Just like it's easy to push the buck to the regulator for letting stocks surge, with the occasional unusual market query.
In all fairness, the regulator had issued an alert to investors on trading in Iris five years ago, and on Harvest Court as early as last week.
Did the market players understand that an investor alert is the most serious warning before a stock is designated?
The market regulator should not be used as a punching bag for market participants' lack of foresight in scrutinising the Bursa Malaysia website.
Likewise, a handful of black sheep should not be allowed to poop the party, which never begun for the rest.
The likes of Fitters Diversified Bhd, Cuscapi Bhd and Asia Media Bhd, which are making good profits relative to their size, never really appreciated during the penny stock rally, or, should we say, the penny stock mutiny.
Should companies such as SYF Resources Bhd, which this week announced a plan to venture into the property sector and change its core business, be dismissed merely because it ran up at the wrong time?
Others, however, seem to have managed to dodge the limelight.
For example, Ramunia this week announced that it would not re-tender for an oil and gas contract in India.
Ramunia in April said it had won a US$190 million (RM602 million) contract to build up to 10 well head platforms for India's Oil and Natural Gas Corp Ltd (ONGC).
It's a crazy market indeed, with even warrants trading almost on par with the mother share.
There are several warrants that are severely out of the money and are being traded like they are the next big thing.
Indeed, market makers make life more exciting, intra-day trading more profitable, though all good things eventually must come to an end.
Like in life itself, there is no such thing as a free lunch, even in the stock market.
However, as long as research houses continue to offer minimal coverage on a wide spread of penny stocks, the general market players will be left in the dark, to evaluate what's happening in these companies.
Not everyone can understand a balance sheet or price to earnings (PE) ratio, and how reliable forward PEs are. Or why during the 1997 Asian currency crisis, PEs weren't used to value companies - rather, price to dividend yield was used.
PEs were not used as they were mostly negative due to the stock market crash of 97, thus using them at that point of time meant that most companies would have been valued as worthless.

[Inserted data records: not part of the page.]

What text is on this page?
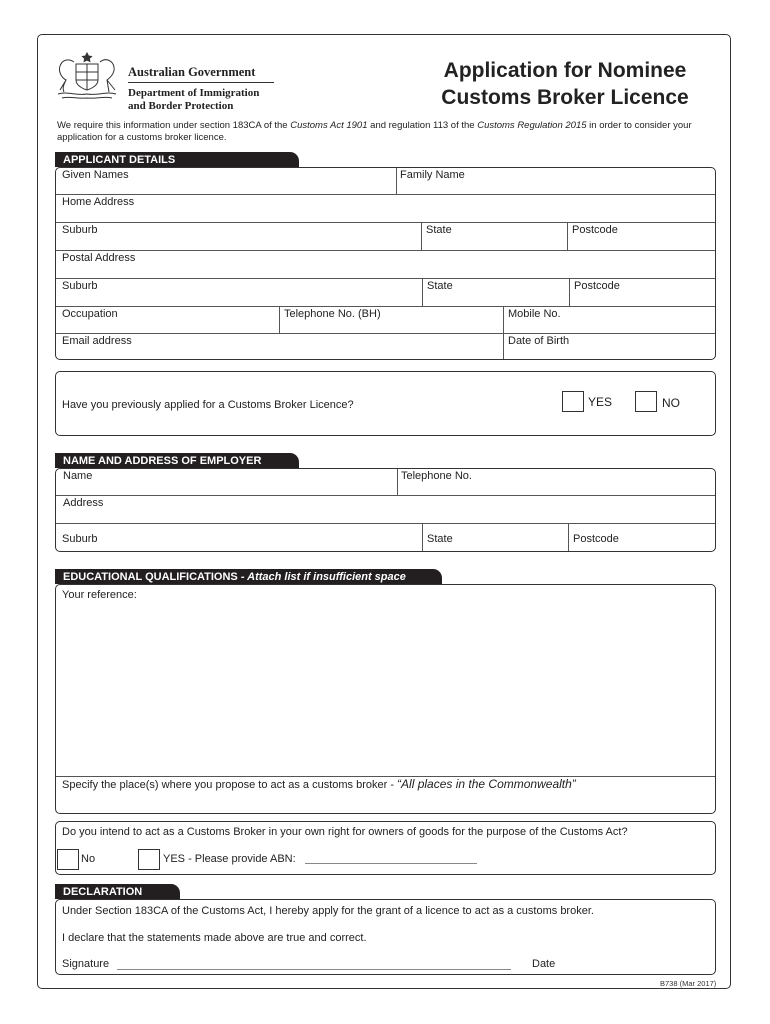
Australian Government
Department of Immigration
and Border Protection
Application for Nominee
Customs Broker Licence
We require this information under section 183CA of the Customs Act 1901 and regulation 113 of the Customs Regulation 2015 in order to consider your application for a customs broker licence.
APPLICANT DETAILS
Given Names	Family Name
Home Address
Suburb	State	Postcode
Postal Address
Suburb	State	Postcode
Occupation	Telephone No. (BH)	Mobile No.
Email address	Date of Birth
Have you previously applied for a Customs Broker Licence?	YES	NO
NAME AND ADDRESS OF EMPLOYER
Name	Telephone No.
Address
Suburb	State	Postcode
EDUCATIONAL QUALIFICATIONS - Attach list if insufficient space
Your reference:
Specify the place(s) where you propose to act as a customs broker - “All places in the Commonwealth”
Do you intend to act as a Customs Broker in your own right for owners of goods for the purpose of the Customs Act?
No	YES - Please provide ABN:
DECLARATION
Under Section 183CA of the Customs Act, I hereby apply for the grant of a licence to act as a customs broker.
I declare that the statements made above are true and correct.
Signature	Date
B738 (Mar 2017)
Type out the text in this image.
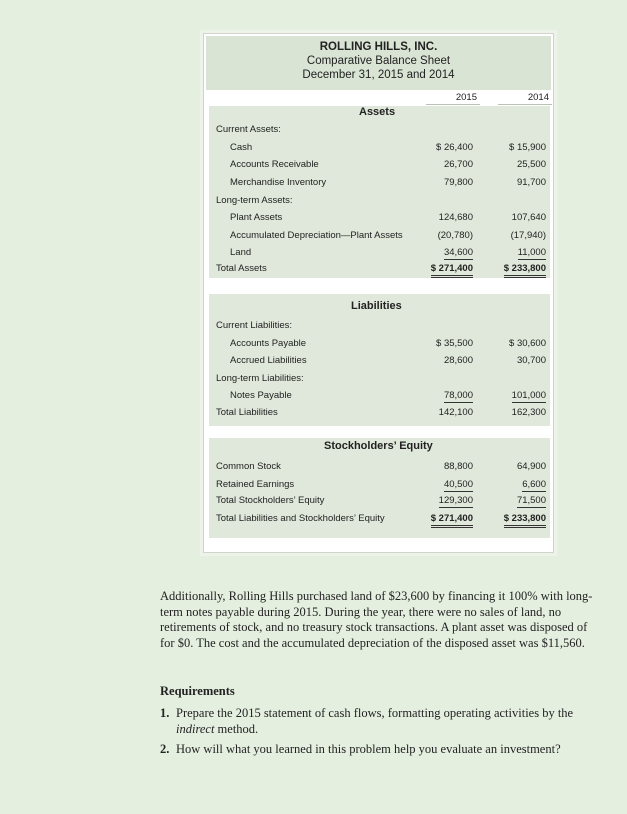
ROLLING HILLS, INC.
Comparative Balance Sheet
December 31, 2015 and 2014
2015	2014
Assets
Current Assets:
Cash	$ 26,400	$ 15,900
Accounts Receivable	26,700	25,500
Merchandise Inventory	79,800	91,700
Long-term Assets:
Plant Assets	124,680	107,640
Accumulated Depreciation—Plant Assets	(20,780)	(17,940)
Land	34,600	11,000
Total Assets	$ 271,400	$ 233,800
Liabilities
Current Liabilities:
Accounts Payable	$ 35,500	$ 30,600
Accrued Liabilities	28,600	30,700
Long-term Liabilities:
Notes Payable	78,000	101,000
Total Liabilities	142,100	162,300
Stockholders’ Equity
Common Stock	88,800	64,900
Retained Earnings	40,500	6,600
Total Stockholders’ Equity	129,300	71,500
Total Liabilities and Stockholders’ Equity	$ 271,400	$ 233,800
Additionally, Rolling Hills purchased land of $23,600 by financing it 100% with long-term notes payable during 2015. During the year, there were no sales of land, no retirements of stock, and no treasury stock transactions. A plant asset was disposed of for $0. The cost and the accumulated depreciation of the disposed asset was $11,560.
Requirements
1. Prepare the 2015 statement of cash flows, formatting operating activities by the indirect method.
2. How will what you learned in this problem help you evaluate an investment?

Basically, the retail market is being run by those who are very well versed in finance, and followed by those with minimum knowledge of how finance, valuations and the balance sheet really work.
A mixture of greed and a lack of know-how means the stock market is being used like an uneven casino.
This is not limited to Malaysia. It is happening in all the major markets in the world.
Serious traders can live with that, but what they can't live with is when the stock market is treated like a cowboy town.